“Now you can buy a Happy Meal at the Happiest Place on Earth.”
This chapter begins with a panorama of the Ray A. Kroc museum. Schlosser emphasizes the “Disneyesque tone” of the museum. The author’s goal is to draw parallels between the two corporations and their founders:- Both Ray Kroc and Walt Disney were born in Illinois and born one year apart.
- They served together in the same World War I ambulance corps.
- They both left the midwest for southern California, where they played integral roles in two American industries.
- Both leaders dropped out of high school, yet added “formal education” style schools to their companies..
- Schlosser notes that more than being great businessmen and entrepreneurs, both men were“masterful salesmen.” They figured out how to market their companies well to children.
After an agreement was settled, Kroc reached out to Disney to see if there was an opportunity for McDonald’s in the Disneyland Development. Kroc had high hopes, but his proposal went nowhere. Disney’s company progressed much more quickly than McDonald’s and served as an example for Kroc.
Meanwhile, Walt Disney founded the marketing strategy known as synergy. He allowed other companies to use Disney-licensed characters, like Mickey, with their products and advertisements. Later on, Kroc used similar techniques to expand his franchise.
During the Baby Boom era, Kroc wanted to market the restaurant to families and create a safe All-American place for children. In 1960, one McDonald’s franchise cleverly sponsored Bozo’s Circus, a local television show in the Washington D.C. area. The clown’s appearance in the restaurant often drew large crowds, eventually leading to the creation of McDonald’s own Ronald McDonald clown. Kroc added Playlands “playgrounds” to the franchises to increase kid and family appeal.

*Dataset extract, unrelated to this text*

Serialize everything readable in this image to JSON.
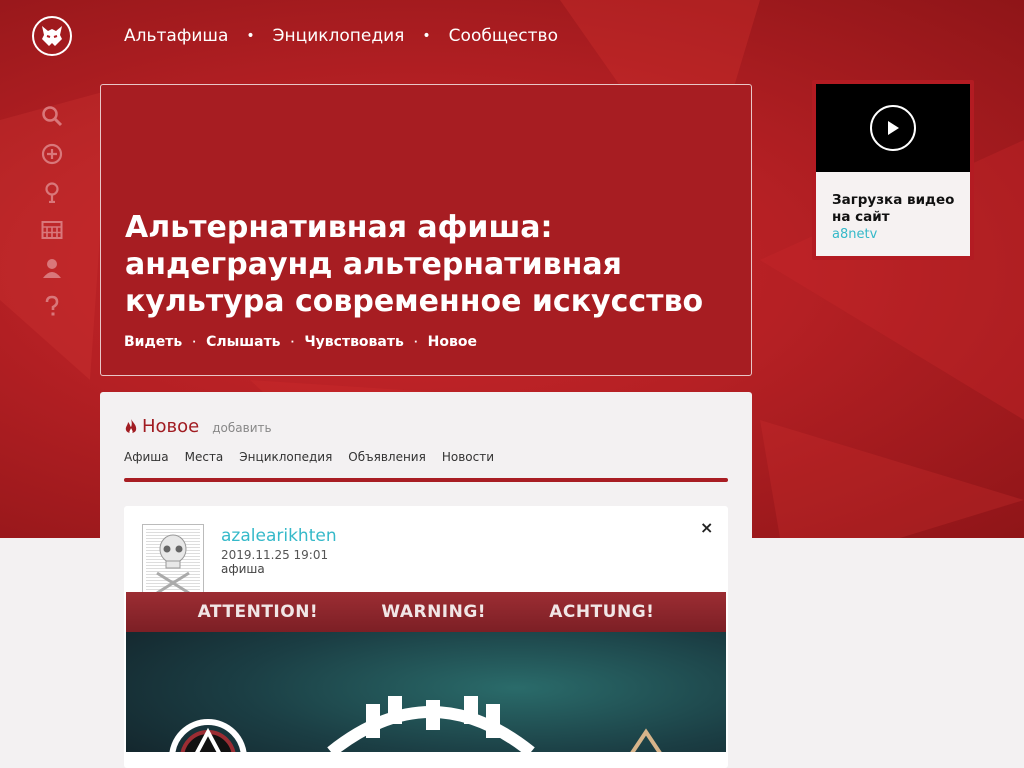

Next, Schlosser discusses how companies began to market to children in the 1980s. The fast food industry created promotional partnerships with toy manufacturers to gain more customers. The idea was give away simple toys with children’s meals and sell fancier ones at a discount. Kids would encourage their parents to take them frequently so that they can collect the entire set being advertised on TV. In 1996, Disney signed a ten-year marketing deal with McDonald’s and achieved synergy between the two companies.
Schlosser also discusses McDonald’s “Trusted Friend” campaign, which attempted to make consumers feel that the restaurant truly cares about them. The company wanted parents to feel like they are being good parents when they take them to McDonald’s.
The last section of the chapter discusses how fast food has been incorporated into schools. Many fast food chains have offered finances to needy schools in exchange for advertising and marketing of their products throughout the school. Schlosser says most school advertising campaigns are “subtle.” He cites a 1998 study that found that teaching materials provided by Consumers Union contained slanted information that favored the sponsor's product or views.
It is true that Walt Disney and Ray Kroc sold us a perfect world for our kinds a happiest place in the earth where we can buy a happy meal... without realize the bad consequence and how this put at risk in the new generation, promoting poor eating habits and many diseases.